Architecture and Collective Behaviour

Just published: a special Issue of Philosophical Transactions B (The Royal Society) on ‘Interdisciplinary approaches for uncovering the impacts of architecture on collective behaviour’. My own contribution is ‘open access’ and you can read it and print it from the web site here. The issue covers many aspects of collective behaviours at different architectural and spatial scales dealing with different social and physical systems. The commonality of diverse approaches to very different systems is well demonstrated by this issue. All the papers can be seen in terms of contents here.

The editors say:

“Built structures, such as animal nests or buildings that humans occupy, influence where and how individuals interact. These interactions lead to cooperation, collaboration, and collective behaviours, which are fundamental for the formation of functional human and animal societies. Despite the obvious influence of space on interactions, because spatial proximity is necessary for an interaction to occur, spatial constraints are rarely considered in studies of collective behaviour or collective cognition.

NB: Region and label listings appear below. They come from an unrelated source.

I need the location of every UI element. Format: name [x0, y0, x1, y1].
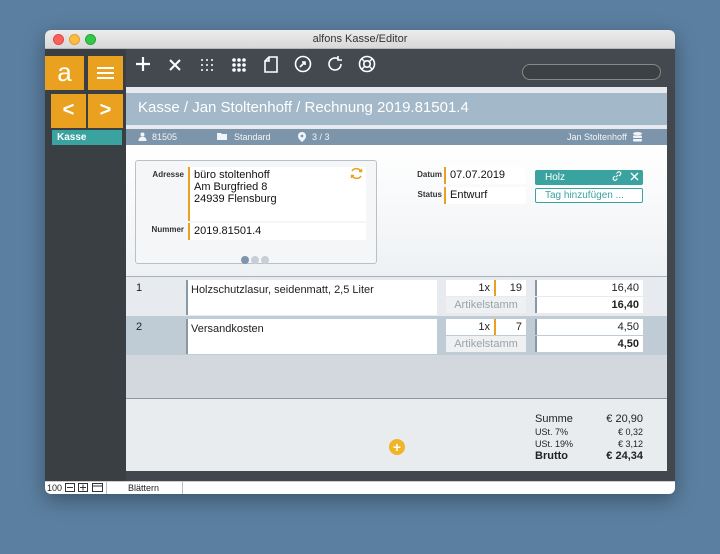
description-field[interactable]: Versandkosten — [186, 319, 437, 354]
summary-area: Summe € 20,90 USt. 7% € 0,32 USt. 19% € … — [126, 399, 667, 471]
date-label: Datum — [417, 170, 442, 179]
pager-dots[interactable] — [241, 255, 271, 267]
menu-icon — [97, 67, 114, 69]
sync-icon[interactable] — [350, 167, 363, 183]
toolbar — [126, 49, 675, 87]
position-number: 1 — [136, 282, 143, 294]
amount-field[interactable]: 4,50 — [535, 319, 643, 335]
window-title: alfons Kasse/Editor — [312, 33, 408, 45]
share-icon[interactable] — [291, 55, 315, 79]
link-icon[interactable] — [612, 171, 625, 184]
quantity-field[interactable]: 1x — [446, 319, 494, 335]
next-button[interactable]: > — [88, 94, 123, 128]
unit-field[interactable]: 19 — [494, 280, 526, 296]
add-line-button[interactable]: + — [389, 439, 405, 455]
category-label: Standard — [234, 132, 271, 142]
tag-holz[interactable]: Holz — [535, 170, 643, 185]
status-field[interactable]: Entwurf — [444, 187, 526, 204]
address-card: Adresse büro stoltenhoff Am Burgfried 8 … — [135, 160, 377, 264]
user-name: Jan Stoltenhoff — [567, 132, 627, 142]
help-icon[interactable] — [355, 55, 379, 79]
main-panel: Kasse / Jan Stoltenhoff / Rechnung 2019.… — [126, 87, 667, 471]
date-field[interactable]: 07.07.2019 — [444, 167, 526, 184]
refresh-icon[interactable] — [323, 55, 347, 79]
sidebar-item-kasse[interactable]: Kasse — [52, 130, 122, 145]
status-label: Status — [417, 190, 442, 199]
info-bar: 81505 Standard 3 / 3 Jan Stoltenhoff — [126, 129, 667, 145]
grid-dotted-icon[interactable] — [195, 55, 219, 79]
app-window: alfons Kasse/Editor a < > Kasse Kasse / … — [45, 30, 675, 494]
source-field[interactable]: Artikelstamm — [446, 297, 526, 313]
search-input[interactable] — [522, 64, 661, 80]
layout-icon[interactable] — [92, 483, 103, 494]
zoom-out-icon[interactable] — [65, 483, 75, 494]
plus-icon[interactable] — [131, 55, 155, 79]
mode-label: Blättern — [128, 483, 160, 493]
app-logo[interactable]: a — [45, 56, 84, 90]
empty-lines-area — [126, 355, 667, 398]
previous-button[interactable]: < — [51, 94, 86, 128]
database-icon — [633, 132, 642, 144]
address-label: Adresse — [152, 170, 184, 179]
document-header-area: Adresse büro stoltenhoff Am Burgfried 8 … — [126, 145, 667, 276]
status-bar: 100 Blättern — [45, 481, 675, 494]
breadcrumb: Kasse / Jan Stoltenhoff / Rechnung 2019.… — [126, 93, 667, 125]
page-counter: 3 / 3 — [312, 132, 330, 142]
grid-icon[interactable] — [227, 55, 251, 79]
line-total: 16,40 — [535, 297, 643, 313]
title-bar: alfons Kasse/Editor — [45, 30, 675, 49]
zoom-in-icon[interactable] — [78, 483, 88, 494]
table-row[interactable]: 2 Versandkosten 1x 7 Artikelstamm 4,50 4… — [126, 316, 667, 355]
position-number: 2 — [136, 321, 143, 333]
address-field[interactable]: büro stoltenhoff Am Burgfried 8 24939 Fl… — [188, 167, 366, 221]
close-icon[interactable] — [163, 55, 187, 79]
number-label: Nummer — [151, 225, 184, 234]
remove-tag-icon[interactable] — [630, 172, 639, 184]
menu-button[interactable] — [88, 56, 123, 90]
left-rail: a < > Kasse — [45, 49, 126, 481]
zoom-level: 100 — [47, 483, 63, 493]
table-row[interactable]: 1 Holzschutzlasur, seidenmatt, 2,5 Liter… — [126, 277, 667, 316]
line-total: 4,50 — [535, 336, 643, 352]
number-field[interactable]: 2019.81501.4 — [188, 223, 366, 240]
add-tag-button[interactable]: Tag hinzufügen ... — [535, 188, 643, 203]
person-icon — [138, 132, 147, 143]
amount-field[interactable]: 16,40 — [535, 280, 643, 296]
description-field[interactable]: Holzschutzlasur, seidenmatt, 2,5 Liter — [186, 280, 437, 315]
unit-field[interactable]: 7 — [494, 319, 526, 335]
folder-icon — [217, 132, 227, 142]
source-field[interactable]: Artikelstamm — [446, 336, 526, 352]
quantity-field[interactable]: 1x — [446, 280, 494, 296]
document-icon[interactable] — [259, 55, 283, 79]
customer-number: 81505 — [152, 132, 178, 142]
location-pin-icon — [298, 132, 306, 144]
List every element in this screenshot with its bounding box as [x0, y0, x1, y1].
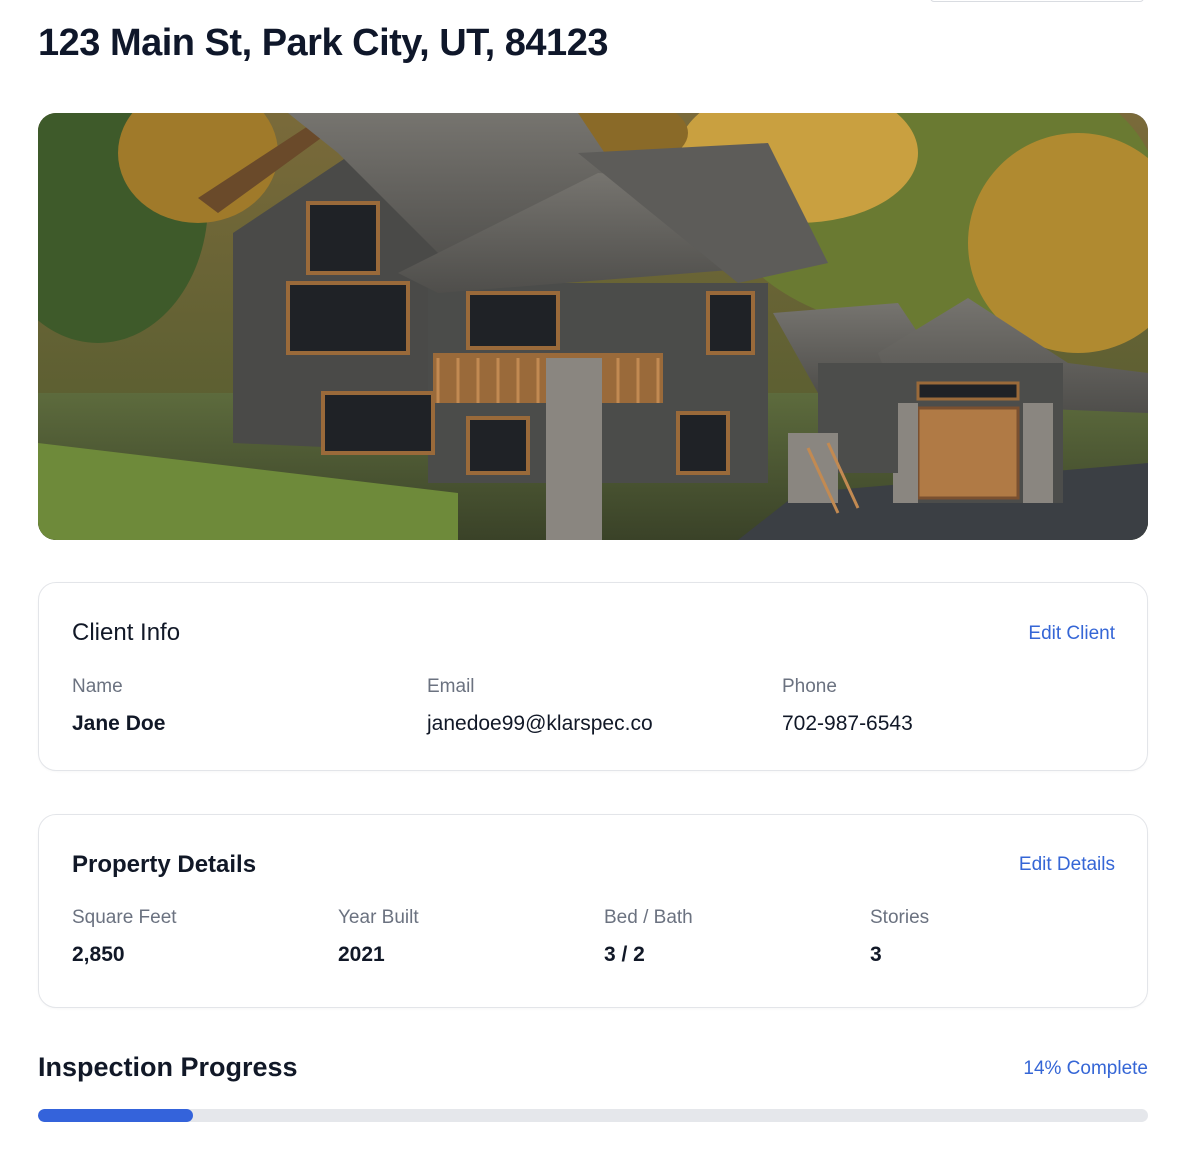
client-info-title: Client Info: [72, 619, 181, 646]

This special issue highlights ways in which structures impact society, for example through the impact of the built environment on information flow, disease transmission and health behaviours. In addition, the issue brings new research on how architecture affects collective behaviours of humans and animals. For example, humans have fewer face-to-face interactions than expected in open spaces and ground squirrels interact differently in open and closed spaces. This special issue creates a unique exchange of ideas among a wide range of disciplines including behavioural ecologists, evolutionary biologists, cognitive scientists, social scientists, architects, physicists, and engineers. The goal of this issue is to formalise and catalyse an interdisciplinary exchange that will propel the study of architecture and collective behaviour.”